Spinning the Pandemic, or How the Media Misled Us
Spin Doctors
Nora Loreto
Fernwood Publishing
The COVID-19 pandemic has been a tragedy of epic proportions leaving a trail of death, despair and fatigue in its wake. What upset Quebec author and podcaster Nora Loreto so much was the way the mainstream media and politicians responded leaving the vulnerable, aged and poor to essentially fend for themselves. Instead of delving into the depths of the disruption, the legacy media, in her words, simply parroted public health directives, reported official case counts and treated us like “a school of goldfish.”
The whole spectacle left Loreto so full of rage she decided to produce an expose lifting the veil on how the Canadian media colluded with the Prime Minister and provincial premiers to conceal its devastating impact, particularly on hourly workers, the disadvantaged, marginalized and unhoused among us. The book, Spin Doctors, takes dead aim at corporate media chains like Postmedia for gutting the newsrooms and rendering them unable to cover the full and unvarnished story.

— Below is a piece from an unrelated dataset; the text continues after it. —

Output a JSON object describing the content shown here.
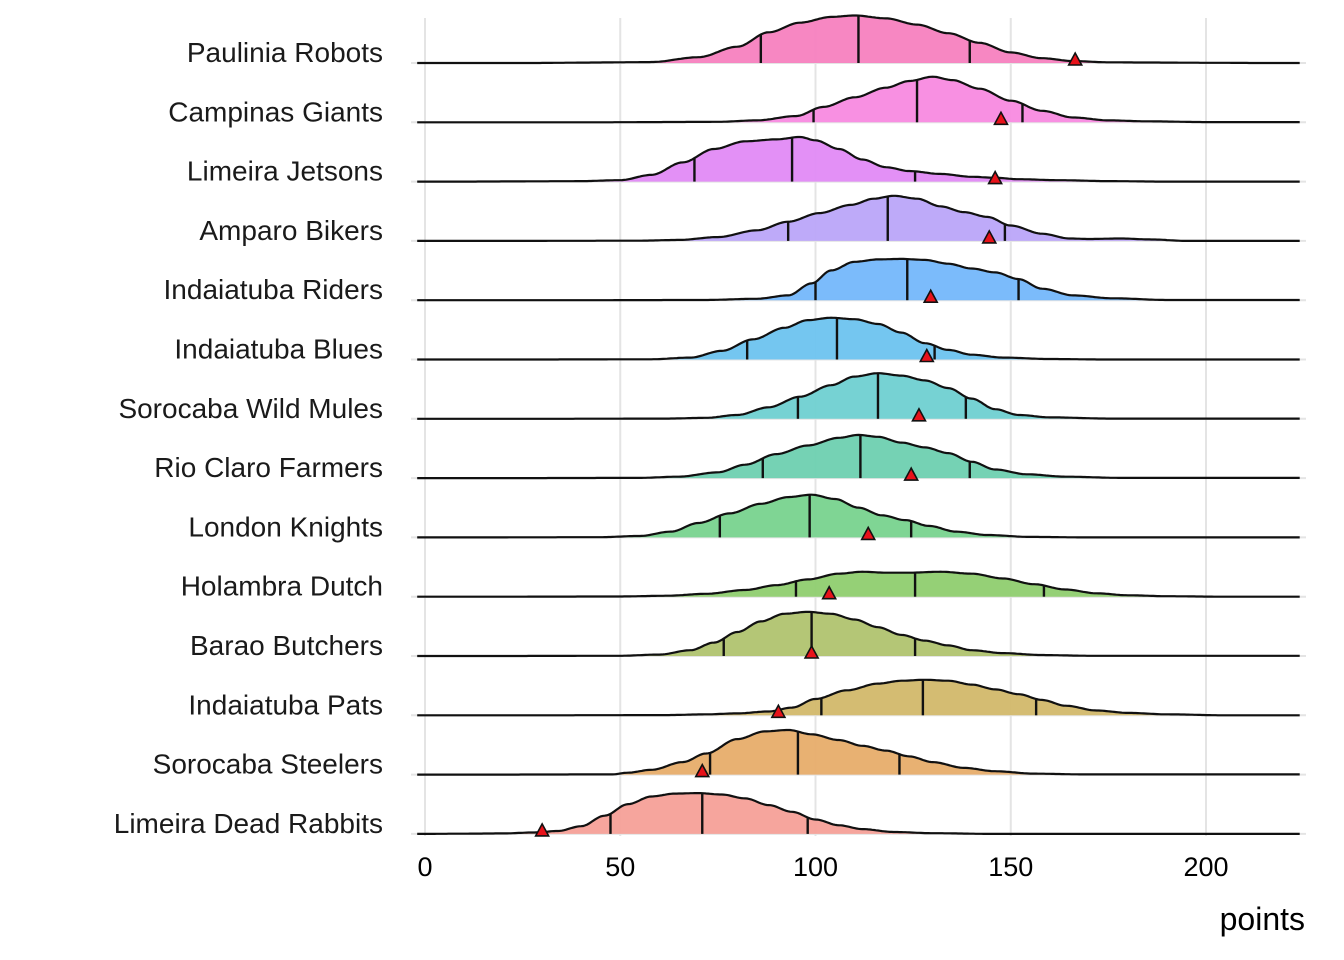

Passionate, hard-hitting and refreshingly original, the book is sure to appeal to harsh critics of the Canadian response to COVID-19 and skeptics who have lost faith in both political leaders and their newfound allies, public health officers. Consumed by the recent wave of media job losses, Loreto serves up a scathing critique of corporate media (everyone but the CBC and alternative sites) dressed up as a monthly diary-like retelling of the COVID-19 pandemic experience.
Loreto’s book focuses on each month of the first year of the pandemic and delves into the traumatic impact of COVID-19, adversely affecting the most vulnerable from racialized workers to residential care staff to at-risk youth. It demonstrates how politicians and uncritical media fashioned a popular narrative that sustained the status quo, thwarted calls for structural change and effectively glossed over the worst ravages of the crisis. As a radical critic and co-host of the Sandy and Nora Talk Politics podcast, she sees the pandemic as a lost opportunity to initiate large-scale change and tackle the inequities perpetuated by neoliberalism and entrenched in our advanced capitalist system.
While the book is a riveting read, it misses the mark in diagnosing the entirety of the problem. Focusing so heavily on the hollowed out corporate media, Canada’s panic-stricken politicians and suddenly famous public health officers get off easier. Those looking for more on some of the dramatic changes in media coverage–public health media strategies, ritual war-room media briefings and instant medical expert celebrities–will be disappointed. There’s surprisingly little on the dominance of Big Pharma or on the collateral damage of school closures on students and families outside of Ontario.
The pandemic crisis should spark some much-needed critical rethinking of public policy, pandemic planning and its adverse impact on social inequities. Loreto’s claim that “the ruling class” was aided and abetted by the mainstream media and motivated more by “profits than saving lives” does apply to the major banks, retail grocers and health protection product profiteers. Such radical rhetoric, however, will not likely resonate with most ordinary citizens.
Nora Loreto’s monthly calendar narrative style and emphasis on how ‘the media failed us’ actually tends to obscure some of the detailed analysis of actual COVID-19 impacts. It’s also no surprise that, so far, what she terms the “media establishment” remains unmoved by her criticisms.